Accettare quello che provava per Kamui avrebbe significato gettarsi il
passato alle spalle, voltare pagina e ricominciare daccapo, e lui non
era sicuro di essere pronto. Continuare a crogiolarsi
nell’amore che lo aveva legato a Seishiro era rassicurante,
perché gli consentiva di continuare a camminare per quella
strada che aveva imboccato anni prima e di cui conosceva
l’inizio e la fine, la cui unica conclusione era la morte per
mano della persona che diceva di amare. Prendere coscienza di quei
nuovi sentimenti gli avrebbe imposto di seguire una nuova strada,
insicura e friabile, di cui non riusciva a scorgere l’esito e
che non sapeva dove l’avrebbe condotto.
Sollevò lo sguardo davanti a sé e
incrociò il proprio riflesso sui vetri.
Aveva ventiquattro anni, era un uomo ormai, eppure continuava a
conservare le vecchie insicurezze, era sempre lo stesso ragazzino di
quando aveva quindici anni. In questo Kamui era molto più
maturo di lui. Si studiò a lungo, come se cercasse qualcosa
nei tratti del suo volto. Cos’era diventato a causa di
Seishiro? Una persona svuotata e disillusa, un vigliacco che scappava
da se stesso e faceva soffrire la persona a cui teneva maggiormente.

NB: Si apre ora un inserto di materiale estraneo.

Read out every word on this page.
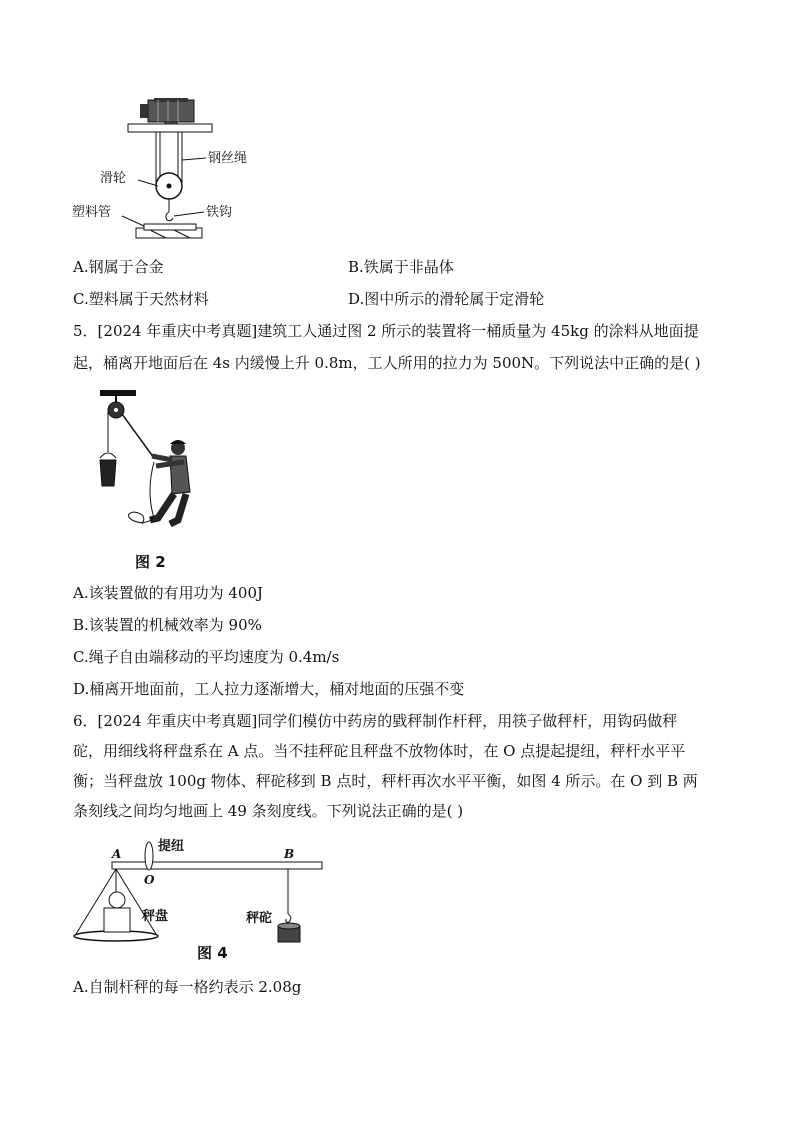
钢丝绳
滑轮
塑料管	铁钩
A.钢属于合金	B.铁属于非晶体
C.塑料属于天然材料	D.图中所示的滑轮属于定滑轮
5．[2024 年重庆中考真题]建筑工人通过图 2 所示的装置将一桶质量为 45kg 的涂料从地面提
起，桶离开地面后在 4s 内缓慢上升 0.8m，工人所用的拉力为 500N。下列说法中正确的是( )
图 2
A.该装置做的有用功为 400J
B.该装置的机械效率为 90%
C.绳子自由端移动的平均速度为 0.4m/s
D.桶离开地面前，工人拉力逐渐增大，桶对地面的压强不变
6．[2024 年重庆中考真题]同学们模仿中药房的戥秤制作杆秤，用筷子做秤杆，用钩码做秤
砣，用细线将秤盘系在 A 点。当不挂秤砣且秤盘不放物体时，在 O 点提起提纽，秤杆水平平
衡；当秤盘放 100g 物体、秤砣移到 B 点时，秤杆再次水平平衡，如图 4 所示。在 O 到 B 两
条刻线之间均匀地画上 49 条刻度线。下列说法正确的是( )
A
O
B
提纽
秤盘	秤砣
图 4
A.自制杆秤的每一格约表示 2.08g
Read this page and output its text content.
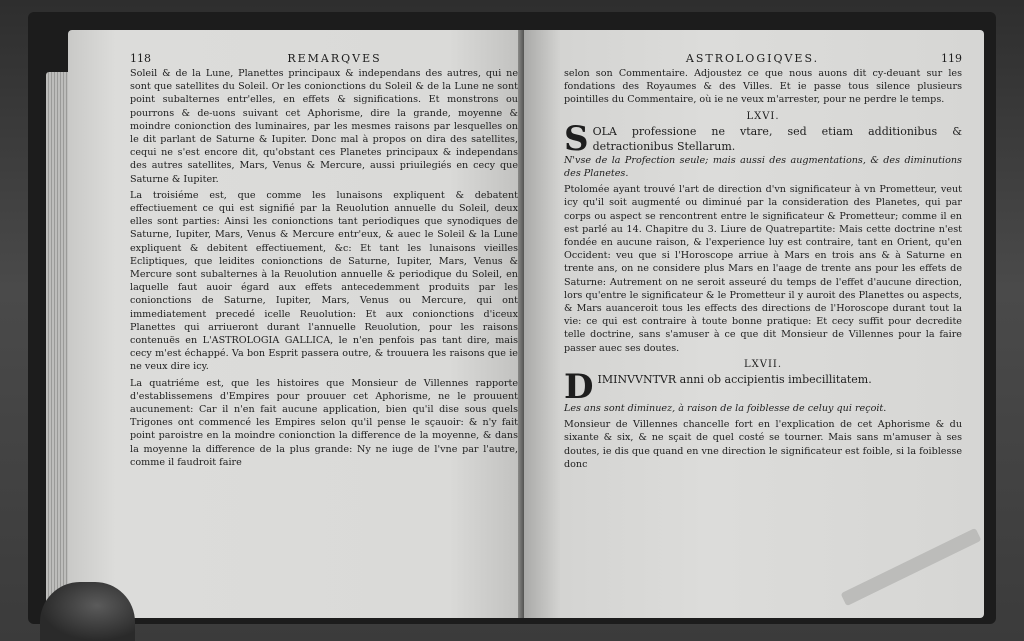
118	REMARQVES

Soleil & de la Lune, Planettes principaux & independans des autres, qui ne sont que satellites du Soleil. Or les conionctions du Soleil & de la Lune ne sont point subalternes entr'elles, en effets & significations. Et monstrons ou pourrons & de-uons suivant cet Aphorisme, dire la grande, moyenne & moindre conionction des luminaires, par les mesmes raisons par lesquelles on le dit parlant de Saturne & Iupiter. Donc mal à propos on dira des satellites, cequi ne s'est encore dit, qu'obstant ces Planetes principaux & independans des autres satellites, Mars, Venus & Mercure, aussi priuilegiés en cecy que Saturne & Iupiter.

La troisiéme est, que comme les lunaisons expliquent & debatent effectiuement ce qui est signifié par la Reuolution annuelle du Soleil, deux elles sont parties: Ainsi les conionctions tant periodiques que synodiques de Saturne, Iupiter, Mars, Venus & Mercure entr'eux, & auec le Soleil & la Lune expliquent & debitent effectiuement, &c: Et tant les lunaisons vieilles Ecliptiques, que leidites conionctions de Saturne, Iupiter, Mars, Venus & Mercure sont subalternes à la Reuolution annuelle & periodique du Soleil, en laquelle faut auoir égard aux effets antecedemment produits par les conionctions de Saturne, Iupiter, Mars, Venus ou Mercure, qui ont immediatement precedé icelle Reuolution: Et aux conionctions d'iceux Planettes qui arriueront durant l'annuelle Reuolution, pour les raisons contenuës en L'ASTROLOGIA GALLICA, le n'en penfois pas tant dire, mais cecy m'est échappé. Va bon Esprit passera outre, & trouuera les raisons que ie ne veux dire icy.

La quatriéme est, que les histoires que Monsieur de Villennes rapporte d'establissemens d'Empires pour prouuer cet Aphorisme, ne le prouuent aucunement: Car il n'en fait aucune application, bien qu'il dise sous quels Trigones ont commencé les Empires selon qu'il pense le sçauoir: & n'y fait point paroistre en la moindre conionction la difference de la moyenne, & dans la moyenne la difference de la plus grande: Ny ne iuge de l'vne par l'autre, comme il faudroit faire

ASTROLOGIQVES.	119

selon son Commentaire. Adjoustez ce que nous auons dit cy-deuant sur les fondations des Royaumes & des Villes. Et ie passe tous silence plusieurs pointilles du Commentaire, où ie ne veux m'arrester, pour ne perdre le temps.

LXVI.
S OLA professione ne vtare, sed etiam additionibus & detractionibus Stellarum.

N'vse de la Profection seule; mais aussi des augmentations, & des diminutions des Planetes.

Ptolomée ayant trouvé l'art de direction d'vn significateur à vn Prometteur, veut icy qu'il soit augmenté ou diminué par la consideration des Planetes, qui par corps ou aspect se rencontrent entre le significateur & Prometteur; comme il en est parlé au 14. Chapitre du 3. Liure de Quatrepartite: Mais cette doctrine n'est fondée en aucune raison, & l'experience luy est contraire, tant en Orient, qu'en Occident: veu que si l'Horoscope arriue à Mars en trois ans & à Saturne en trente ans, on ne considere plus Mars en l'aage de trente ans pour les effets de Saturne: Autrement on ne seroit asseuré du temps de l'effet d'aucune direction, lors qu'entre le significateur & le Prometteur il y auroit des Planettes ou aspects, & Mars auanceroit tous les effects des directions de l'Horoscope durant tout la vie: ce qui est contraire à toute bonne pratique: Et cecy suffit pour decredite telle doctrine, sans s'amuser à ce que dit Monsieur de Villennes pour la faire passer auec ses doutes.

LXVII.
D IMINVVNTVR anni ob accipientis imbecillitatem.

Les ans sont diminuez, à raison de la foiblesse de celuy qui reçoit.

Monsieur de Villennes chancelle fort en l'explication de cet Aphorisme & du sixante & six, & ne sçait de quel costé se tourner. Mais sans m'amuser à ses doutes, ie dis que quand en vne direction le significateur est foible, si la foiblesse donc
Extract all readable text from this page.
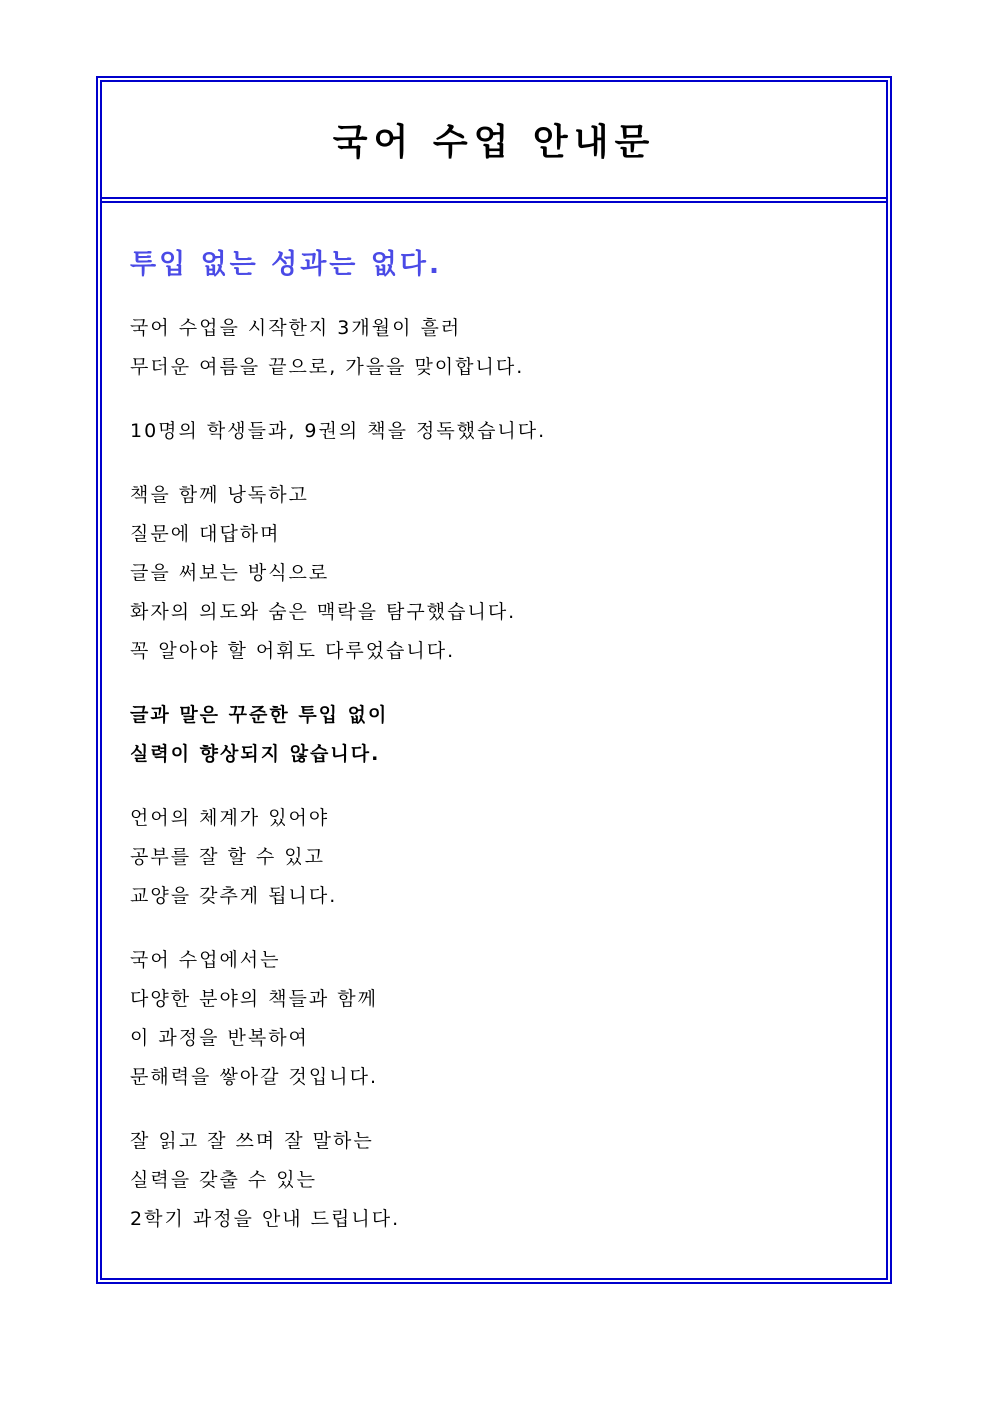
국어 수업 안내문
투입 없는 성과는 없다.
국어 수업을 시작한지 3개월이 흘러
무더운 여름을 끝으로, 가을을 맞이합니다.
10명의 학생들과, 9권의 책을 정독했습니다.
책을 함께 낭독하고
질문에 대답하며
글을 써보는 방식으로
화자의 의도와 숨은 맥락을 탐구했습니다.
꼭 알아야 할 어휘도 다루었습니다.
글과 말은 꾸준한 투입 없이
실력이 향상되지 않습니다.
언어의 체계가 있어야
공부를 잘 할 수 있고
교양을 갖추게 됩니다.
국어 수업에서는
다양한 분야의 책들과 함께
이 과정을 반복하여
문해력을 쌓아갈 것입니다.
잘 읽고 잘 쓰며 잘 말하는
실력을 갖출 수 있는
2학기 과정을 안내 드립니다.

E quella consapevolezza, l’aver ammesso di tenere a Kamui, lo
colpì come una frustata.
Per un istante l’immagine del ragazzo nudo e bellissimo come
l’aveva visto quella mattina in cui era scappato da lui si
sovrappose a quella di Seishiro, accendendolo di quel desiderio che non
era mai riuscito a reprimere. Sollevò le mani, premendo i
palmi sulla superficie del vetro, come se avesse potuto in quel modo
bloccare quell’illusione.
Lo desiderava e su questo non poteva più mentire, ma
possibile che fosse solo una questione fisica? Chiuse gli occhi e
premette la fronte contro la finestra, stringendo i denti nel disperato
tentativo di capire. Nel buio della sua mente presero vita e sfilarono
decine di ricordi legati a momenti passati insieme a Kamui, alcuni
sereni altri dolorosi, ma sempre irrinunciabili. Li osservò
uno a uno, concentrandosi completamente su quella creatura unica e
meravigliosa, sulla sua delicata bellezza e sulle espressioni che
complesse si alternavano sul suo volto.
Fu allora che comprese.
Non era solo una questione di attrazione fisica che lo spingeva verso
di lui, ma c’era qualcos’altro di più
vasto e confuso, che gli faceva paura. Se avesse accettato quel
qualcosa tutto sarebbe andato a posto dentro di lui, lo sapeva, ma come
avrebbe potuto fare?
Una scossa improvvisa di terremoto lo fece cadere in ginocchio, subito
seguita da una strana vibrazione nell’aria. Subaru la
conosceva, era la sensazione empatica che collegava i Draghi del Cielo
avvertendoli quando veniva eretta una barriera. Si concentrò
per scoprire quale tra i Draghi l’avesse innalzata e con gli
occhi della mente vide Kamui ferito e sanguinante, inginocchiato e con
i palmi delle mani aperti e protesi davanti al viso.